Все опешили, словно не думали, что я могу заговорить. Наверное, для них я была объект, а не личность. Они не потому меня поддерживали, что верили или симпатизировали мне лично, они верили той магии и силе, которая благодаря мне возвращалась в страну фейри. Я для них всего лишь была сосудом для этой силы.
— Да, — сказал Хью. — Мы обеспечили утечку информации. Твоих раненых стражей сфотографировали на входе и выходе из больницы.
Мы подошли к огромным двойным дверям белого цвета. В этом коридоре я никогда прежде не бывала — не удостаивалась чести посещать спальные покои короля, — и надеюсь, и дальше не придется.
Ко мне придвинулась леди Элишед.
— Принцесса Мередит, если тебе будет угодно, я бы предложила тебе шаль, набросить на себя.
Она протянула шелковый платок — ярко-зеленый, расшитый золотом, очень в тон моим глазам.

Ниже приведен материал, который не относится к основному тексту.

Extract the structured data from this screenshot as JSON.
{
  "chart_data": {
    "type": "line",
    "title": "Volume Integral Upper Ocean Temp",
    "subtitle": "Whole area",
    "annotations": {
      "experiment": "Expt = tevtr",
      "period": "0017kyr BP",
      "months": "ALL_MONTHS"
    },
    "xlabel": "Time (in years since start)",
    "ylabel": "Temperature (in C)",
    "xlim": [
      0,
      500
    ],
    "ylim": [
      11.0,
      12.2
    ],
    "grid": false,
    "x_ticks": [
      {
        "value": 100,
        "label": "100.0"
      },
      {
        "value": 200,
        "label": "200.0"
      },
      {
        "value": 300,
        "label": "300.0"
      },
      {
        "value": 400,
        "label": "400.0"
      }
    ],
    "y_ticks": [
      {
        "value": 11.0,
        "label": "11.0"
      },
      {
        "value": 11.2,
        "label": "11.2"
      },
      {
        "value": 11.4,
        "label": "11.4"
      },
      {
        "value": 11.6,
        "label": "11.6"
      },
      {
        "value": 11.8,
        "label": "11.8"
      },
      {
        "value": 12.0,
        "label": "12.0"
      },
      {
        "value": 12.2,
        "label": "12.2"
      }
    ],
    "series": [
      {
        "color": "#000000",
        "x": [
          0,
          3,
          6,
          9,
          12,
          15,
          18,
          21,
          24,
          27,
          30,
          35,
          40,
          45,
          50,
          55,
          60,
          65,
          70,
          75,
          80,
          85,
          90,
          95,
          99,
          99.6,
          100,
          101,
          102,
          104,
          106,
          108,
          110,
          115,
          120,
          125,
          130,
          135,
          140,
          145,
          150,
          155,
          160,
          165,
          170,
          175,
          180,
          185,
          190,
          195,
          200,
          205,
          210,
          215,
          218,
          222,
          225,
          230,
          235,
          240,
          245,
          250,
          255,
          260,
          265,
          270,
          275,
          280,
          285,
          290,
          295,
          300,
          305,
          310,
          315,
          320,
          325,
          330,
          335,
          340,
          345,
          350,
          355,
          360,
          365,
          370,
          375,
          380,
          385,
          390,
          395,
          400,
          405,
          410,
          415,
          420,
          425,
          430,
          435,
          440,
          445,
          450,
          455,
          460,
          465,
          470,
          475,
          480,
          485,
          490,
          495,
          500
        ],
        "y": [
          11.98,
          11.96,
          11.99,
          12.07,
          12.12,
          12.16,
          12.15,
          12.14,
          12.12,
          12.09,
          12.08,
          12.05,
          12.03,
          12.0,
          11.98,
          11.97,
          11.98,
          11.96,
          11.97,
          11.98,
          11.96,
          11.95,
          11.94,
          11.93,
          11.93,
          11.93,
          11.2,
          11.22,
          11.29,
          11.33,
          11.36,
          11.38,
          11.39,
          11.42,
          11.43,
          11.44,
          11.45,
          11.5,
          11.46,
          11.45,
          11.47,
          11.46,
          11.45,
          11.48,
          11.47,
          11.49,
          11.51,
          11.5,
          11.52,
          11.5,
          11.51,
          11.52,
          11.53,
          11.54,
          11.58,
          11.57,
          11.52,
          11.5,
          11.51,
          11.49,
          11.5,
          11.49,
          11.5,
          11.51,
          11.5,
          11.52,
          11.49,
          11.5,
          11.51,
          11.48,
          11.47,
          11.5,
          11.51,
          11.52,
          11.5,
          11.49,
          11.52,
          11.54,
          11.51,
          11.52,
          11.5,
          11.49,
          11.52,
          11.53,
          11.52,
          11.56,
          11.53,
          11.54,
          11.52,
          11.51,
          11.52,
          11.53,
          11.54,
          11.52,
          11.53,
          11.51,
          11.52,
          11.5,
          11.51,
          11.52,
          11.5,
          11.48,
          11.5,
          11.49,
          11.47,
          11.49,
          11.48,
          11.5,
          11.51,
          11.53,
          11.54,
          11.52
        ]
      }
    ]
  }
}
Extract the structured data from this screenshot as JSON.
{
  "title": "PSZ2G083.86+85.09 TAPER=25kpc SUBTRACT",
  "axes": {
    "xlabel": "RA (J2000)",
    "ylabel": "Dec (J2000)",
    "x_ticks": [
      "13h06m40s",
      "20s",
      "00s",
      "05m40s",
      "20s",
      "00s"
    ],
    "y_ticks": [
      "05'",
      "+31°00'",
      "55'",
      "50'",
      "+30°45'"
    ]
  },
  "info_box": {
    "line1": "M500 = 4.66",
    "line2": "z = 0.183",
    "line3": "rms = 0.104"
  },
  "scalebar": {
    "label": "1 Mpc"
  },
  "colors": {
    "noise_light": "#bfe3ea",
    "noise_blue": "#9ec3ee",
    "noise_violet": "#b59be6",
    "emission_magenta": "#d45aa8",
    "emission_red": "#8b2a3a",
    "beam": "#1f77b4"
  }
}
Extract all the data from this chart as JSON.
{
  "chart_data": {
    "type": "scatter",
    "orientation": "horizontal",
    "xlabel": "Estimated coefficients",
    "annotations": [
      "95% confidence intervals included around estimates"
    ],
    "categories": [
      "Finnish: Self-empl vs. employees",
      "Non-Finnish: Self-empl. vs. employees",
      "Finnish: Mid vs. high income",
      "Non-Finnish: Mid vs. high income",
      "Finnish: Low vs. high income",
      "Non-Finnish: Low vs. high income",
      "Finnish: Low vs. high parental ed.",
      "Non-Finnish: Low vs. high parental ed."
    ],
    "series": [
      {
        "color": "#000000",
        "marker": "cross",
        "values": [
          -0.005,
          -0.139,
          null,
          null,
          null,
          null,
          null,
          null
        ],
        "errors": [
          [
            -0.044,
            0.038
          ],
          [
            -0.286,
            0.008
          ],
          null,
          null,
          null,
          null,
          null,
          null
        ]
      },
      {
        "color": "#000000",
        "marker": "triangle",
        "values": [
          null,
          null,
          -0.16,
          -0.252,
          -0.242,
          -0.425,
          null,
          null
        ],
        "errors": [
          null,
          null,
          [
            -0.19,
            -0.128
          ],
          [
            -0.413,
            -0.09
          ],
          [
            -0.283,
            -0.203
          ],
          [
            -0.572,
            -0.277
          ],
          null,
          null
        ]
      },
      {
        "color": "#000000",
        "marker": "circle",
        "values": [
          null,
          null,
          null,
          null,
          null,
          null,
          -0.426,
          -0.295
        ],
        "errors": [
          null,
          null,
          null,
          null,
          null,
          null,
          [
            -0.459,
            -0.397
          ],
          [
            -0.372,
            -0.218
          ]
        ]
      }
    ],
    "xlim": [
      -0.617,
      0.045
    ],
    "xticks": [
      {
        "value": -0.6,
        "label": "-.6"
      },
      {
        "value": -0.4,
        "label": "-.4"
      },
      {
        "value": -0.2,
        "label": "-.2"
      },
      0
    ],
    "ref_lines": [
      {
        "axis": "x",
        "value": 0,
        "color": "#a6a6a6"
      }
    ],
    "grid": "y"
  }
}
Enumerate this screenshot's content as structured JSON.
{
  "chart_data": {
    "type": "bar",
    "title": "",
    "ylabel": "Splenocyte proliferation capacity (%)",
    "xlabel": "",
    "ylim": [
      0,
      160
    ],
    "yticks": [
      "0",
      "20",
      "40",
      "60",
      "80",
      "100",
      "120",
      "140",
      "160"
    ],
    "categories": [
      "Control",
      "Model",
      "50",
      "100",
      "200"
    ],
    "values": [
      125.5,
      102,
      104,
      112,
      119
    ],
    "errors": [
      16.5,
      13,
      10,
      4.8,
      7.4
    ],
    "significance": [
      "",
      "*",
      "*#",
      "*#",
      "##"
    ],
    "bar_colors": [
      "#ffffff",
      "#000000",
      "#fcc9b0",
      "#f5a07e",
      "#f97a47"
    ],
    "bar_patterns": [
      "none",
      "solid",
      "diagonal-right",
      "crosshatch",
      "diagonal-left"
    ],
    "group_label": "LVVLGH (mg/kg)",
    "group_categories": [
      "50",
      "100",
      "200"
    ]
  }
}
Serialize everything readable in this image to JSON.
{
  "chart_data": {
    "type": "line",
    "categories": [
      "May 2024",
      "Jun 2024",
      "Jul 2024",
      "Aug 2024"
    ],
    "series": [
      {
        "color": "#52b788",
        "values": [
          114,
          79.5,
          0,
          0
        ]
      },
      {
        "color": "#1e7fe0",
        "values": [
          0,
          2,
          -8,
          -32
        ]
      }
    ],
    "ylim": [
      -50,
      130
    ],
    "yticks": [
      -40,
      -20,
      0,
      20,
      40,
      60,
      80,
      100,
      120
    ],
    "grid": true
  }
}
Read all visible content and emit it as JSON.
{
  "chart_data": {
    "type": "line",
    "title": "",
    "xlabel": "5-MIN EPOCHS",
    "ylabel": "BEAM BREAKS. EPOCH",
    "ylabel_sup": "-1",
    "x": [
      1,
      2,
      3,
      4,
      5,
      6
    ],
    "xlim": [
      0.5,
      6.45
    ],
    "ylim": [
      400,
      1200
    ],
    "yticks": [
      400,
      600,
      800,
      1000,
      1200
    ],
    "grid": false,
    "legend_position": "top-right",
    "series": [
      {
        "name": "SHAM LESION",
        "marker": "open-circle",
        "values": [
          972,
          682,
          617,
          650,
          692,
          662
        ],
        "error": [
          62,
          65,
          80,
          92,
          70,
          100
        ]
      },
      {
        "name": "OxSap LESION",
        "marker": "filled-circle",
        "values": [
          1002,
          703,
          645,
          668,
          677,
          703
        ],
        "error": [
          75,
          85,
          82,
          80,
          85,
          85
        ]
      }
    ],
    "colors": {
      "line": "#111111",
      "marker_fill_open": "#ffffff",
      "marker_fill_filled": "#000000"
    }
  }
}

Я посмотрела на нее, стараясь не поворачивать головы. Они что-то задумали. Не знаю, что, но шаль в цвет моих глаз появилась неспроста. У них явно был план действий, если они даже одежду мою продумали.
— Было бы просто замечательно, — сказала я очень тихо; мне страшно было говорить громче, я не знала, как отзовется на это моя голова.
Мне случалось мгновенно исцеляться и от худших ран, но на сей раз Богиня как будто предпочитала избавлять меня от страданий постепенно, а не сразу.
Пока леди Элишед и еще одна придворная дама помогали мне облачиться в халат — это не шаль оказалась, а халат, — Хью сообщил:
— Под небольшим нажимом со стороны наших друзей король потребовал пресс-конференции, чтобы изложить свою версию событий. Он собирается «развеять чудовищную ложь, распространяемую Неблагими». Журналистов собрали еще ради слухов о нападении в Лос-Анджелесе, но они не успели разъехаться. Теперь они ждут, чтобы король высказался об обвинениях в твоем похищении.